Chris Froome (Team Sky) may not have reached his top form yet but the signs are there that he is close after he attacked from the main group of race favourites on the final climb to Pra Loup on stage 5 of the Critérium du Dauphiné on Thursday.

Froome was unable to reel in stage winner Romain Bardet (AG2R La Mondiale), after the Frenchman’s fine solo attack on the penultimate climb of the stage, and he had to watch as Tejay van Garderen (BMC) rode away from him in the final kilometre to take the overall race lead. However, Froome was relatively pleased with his ride, finishing third on the day and sitting in fifth place overall.

The stage, which included the climb and breathtaking descent of the Col d’Allos, will be repeated in this year’s Tour de France. Froome put his team to work on the first major climb of the race with Ian Boswell putting in a gargantuan turn on the front of the peloton.

“It was definitely an eventful stage,” Froome told reports as he warmed down after the stage.

“It’s a good feeling to be back in the mountains again and this is what we’ve trained for and this is what the racing is all about for us. I was third today, of course I would have preferred to go one or two better but I’m happy with the feelings.

“The team did a fantastic job today; they took it on, on the penultimate climb and made it really hard. Ian Boswell rode out of his skin to make the race as tricky as possible and try to set it up for me to make a move in the final.”

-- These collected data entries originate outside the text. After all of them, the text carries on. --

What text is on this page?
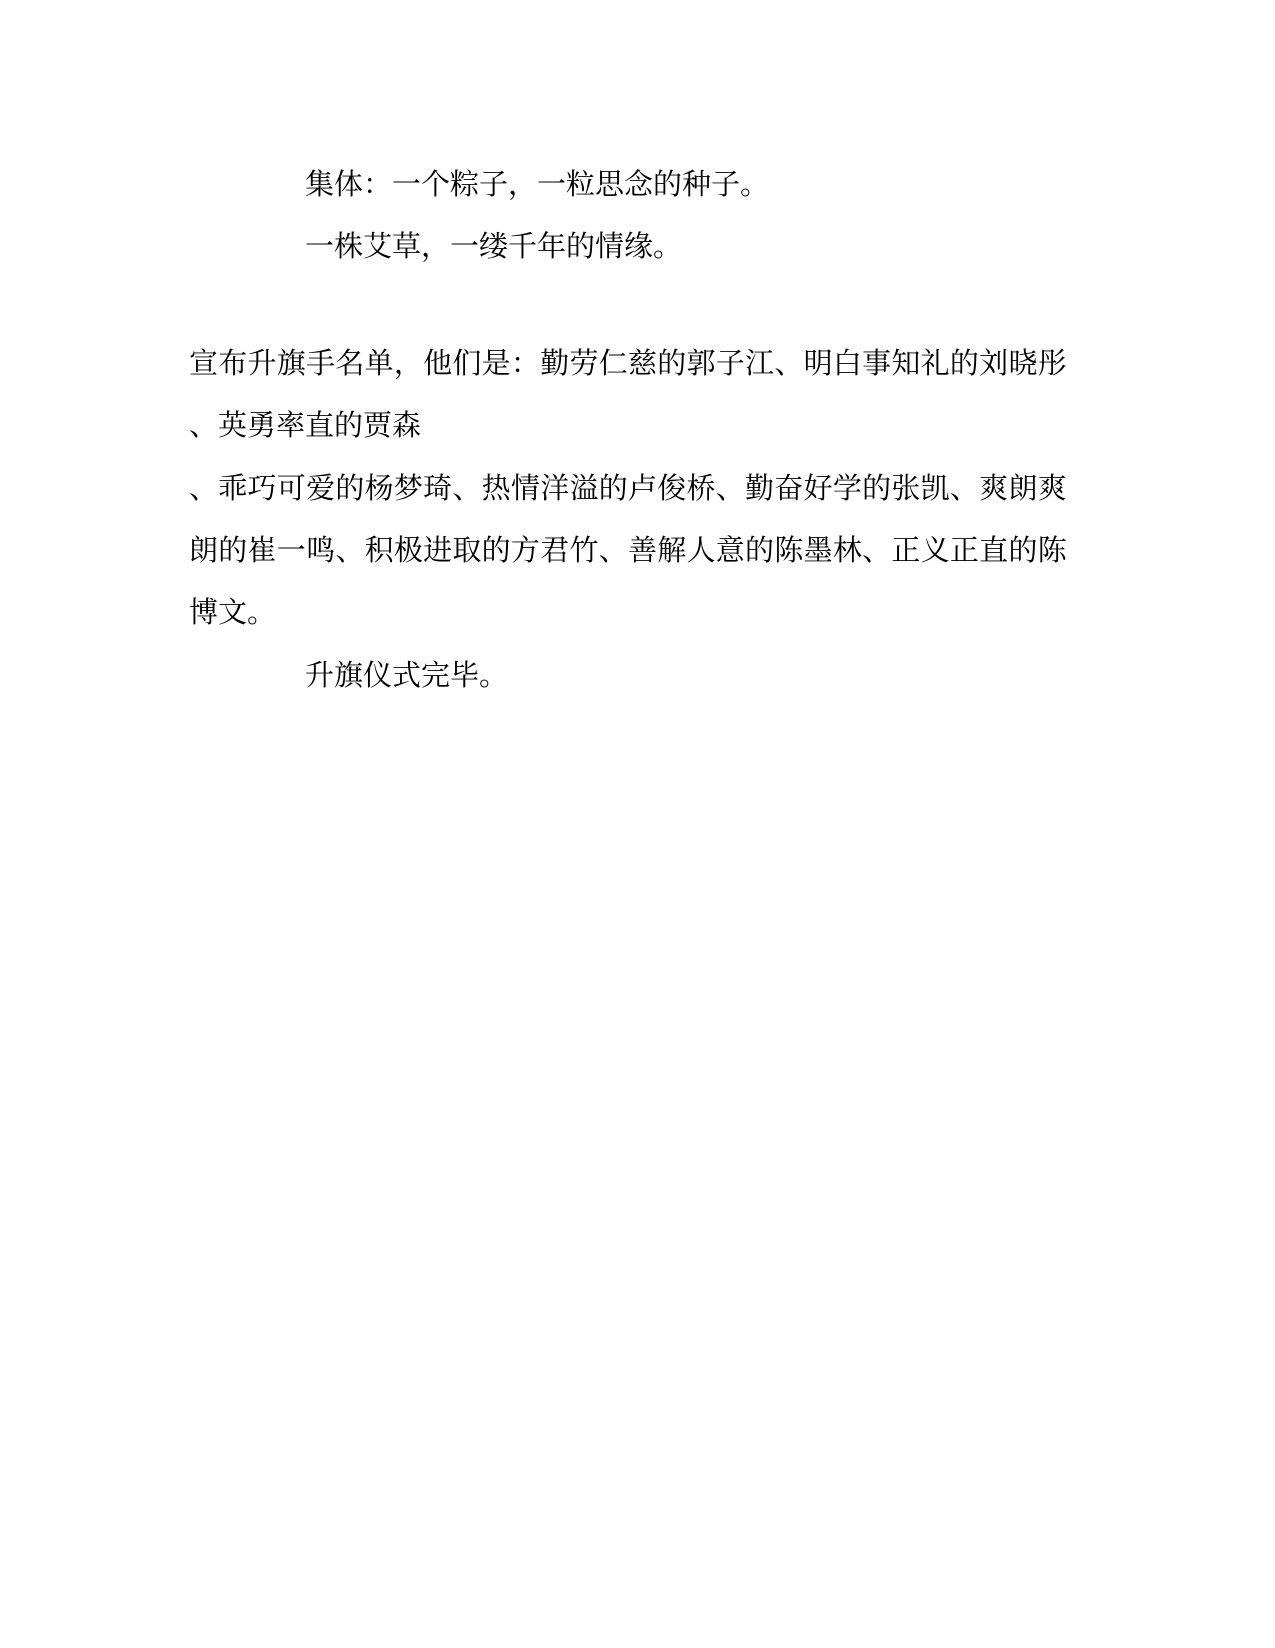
集体：一个粽子，一粒思念的种子。
一株艾草，一缕千年的情缘。
宣 布 升 旗 手 名 单 ， 他 们 是 ： 勤 劳 仁 慈 的 郭 子 江 、 明 白 事 知 礼 的 刘 晓 彤
、英勇率直的贾森
、 乖 巧 可 爱 的 杨 梦 琦 、 热 情 洋 溢 的 卢 俊 桥 、 勤 奋 好 学 的 张 凯 、 爽 朗 爽
朗 的 崔 一 鸣 、 积 极 进 取 的 方 君 竹 、 善 解 人 意 的 陈 墨 林 、 正 义 正 直 的 陈
博文。
升旗仪式完毕。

At roughly two kilometres to go on the final climb to Pra Loup the group of GC contenders was down to just a dozen men. Froome made his attack in the exact same place where Bernard Thévenet attacked Eddy Merckx to take the stage 15 victory and the overall race lead at the Tour de France back in 1975.

Overnight leader Rohan Dennis (BMC Racing) had been distanced on the Col d’Allos but Pierre Rolland, van Garderen and defending champion Andrew Talansky (Cannondale-Garmin) were all there. Last year’s Tour de France winner Vincenzo Nibali (Astana) and Alejendro Valverde (Movistar) had already been distanced, however.

“It’s too soon to say anything about the Tour de France. The legs are feeling good and I was happy to be up there but hearing on the radio that contenders like Valverde and Nibali were dropped, that was music to our ears. The Tour is still far away and we’re still focused on here, as this race is important in its own right.”

Nibali, it must be said, is a notoriously slow starter in the Dauphiné and tends not to show his top level until the Tour. Froome’s acceleration was the first time he had opened the throttle since the Tour de Romandie and he admitted that he began to run out of gas as the finish line approached. As van Garderen noted in his post-race press conference, when Froome attacks he is not normally seen again until the finish.

“I started running out of steam in that last kilometre but up until then the legs felt good. It wasn’t a particularly steep climb but the signs are good, especially looking forward to the longer climbs to come.”